1. A recorrente não conseguiu demonstrar que a parte autora, ora apelada, aufere renda para arcar com as custas processuais da presente Ação Monitória, razão pela qual rejeitada a preliminar suscitada e mantenho a gratuidade judiciária deferida.
2. A legitimidade das partes, por constituir uma das condições da ação, perfaz questão de ordem pública e pode ser alegada a qualquer tempo e grau de jurisdição, ou mesmo declara de ofício.
3. Em se tratando de título nominal, é necessário que a pessoa beneficiária endosse a cártula, mediante assinatura no cheque ou na folha de alongamento, sendo necessária a identificação do endossatário para configurar endosso válido, e, portanto, a legitimidade do portador para sua cobrança.
4. O endosso no cheque é a condição sine qua non para reconhecimento da legitimidade ativa ad causam, sendo que o terceiro portador de cheque nominal, não endossado e desacompanhado de prova da cessão civil de crédito, é parte ilegítima para o ajuizamento de ações de cobrança, pelo processo de conhecimento ou por ação monitória, ou de execução da cártula, uma vez que a única pessoa que dispõe de legitimidade para tanto é o beneficiário indicado no título, nos termos do art. 17 da Lei nº 7.357/85.
5. A inserção de carimbo no verso da cártula sem assinatura visivelmente a ele vinculada – in casu, a rubrica sem identificação – não constitui endosso, restando afastada a legitimidade da parte autora em virtude da manifesta irregularidade na cadeia do endosso.
6. Recurso conhecido e provido.
DECISÃO
Acordam os componentes da 3ª Câmara Especializada Cível, do Tribunal de Justiça do Estado do Piauí, por unanimidade, conhecer e dar provimento ao recurso, nos termos do voto do Relator.
RELATÓRIO
Trata-se de APELAÇÃO CÍVEL interposta por GEISA MARIA SOARES DA SILVA contra sentença proferida pelo d.
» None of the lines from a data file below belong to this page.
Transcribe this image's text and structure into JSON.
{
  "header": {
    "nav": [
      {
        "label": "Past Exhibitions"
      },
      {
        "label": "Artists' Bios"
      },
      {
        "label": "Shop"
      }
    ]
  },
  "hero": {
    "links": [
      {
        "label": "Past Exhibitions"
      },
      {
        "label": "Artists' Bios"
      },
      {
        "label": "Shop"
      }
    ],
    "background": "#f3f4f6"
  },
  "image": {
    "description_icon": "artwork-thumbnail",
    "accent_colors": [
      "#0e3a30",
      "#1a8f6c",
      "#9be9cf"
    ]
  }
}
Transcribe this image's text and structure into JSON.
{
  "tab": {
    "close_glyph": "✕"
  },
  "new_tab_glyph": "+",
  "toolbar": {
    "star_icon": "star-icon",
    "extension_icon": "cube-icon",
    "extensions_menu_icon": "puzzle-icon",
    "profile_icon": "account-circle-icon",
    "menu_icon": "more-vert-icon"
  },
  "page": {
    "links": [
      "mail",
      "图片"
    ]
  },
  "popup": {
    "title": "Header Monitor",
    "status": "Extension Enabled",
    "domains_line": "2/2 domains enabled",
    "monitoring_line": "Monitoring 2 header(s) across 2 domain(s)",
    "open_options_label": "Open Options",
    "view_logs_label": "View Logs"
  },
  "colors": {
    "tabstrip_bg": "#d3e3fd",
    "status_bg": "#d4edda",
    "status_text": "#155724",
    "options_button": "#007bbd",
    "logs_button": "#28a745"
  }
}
Juízo da 8ª Vara Cível da Comarca de Teresina que, nos autos da Ação Monitória nº 0813432-48.2020.8.18.0140, apresentada por LARA RODRIGUES DOS SANTOS MARANHÃO em face da recorrente, julgou procedente a ação para constituir de pleno direito o título executivo judicial, nos seguintes termos:
(…)
A parte autora apresenta cheque para cobrança dos mesmos, a parte requerida alega que na inicial não foram indicadas a origem dos cheques emitidos. Contudo a súmula nº 531 do STJ firma o seguinte entendimento: “Em ação monitória fundada em cheque prescrito, ajuizada contra o emitente, é dispensável a menção ao negócio jurídico subjacente à emissão da cártula.”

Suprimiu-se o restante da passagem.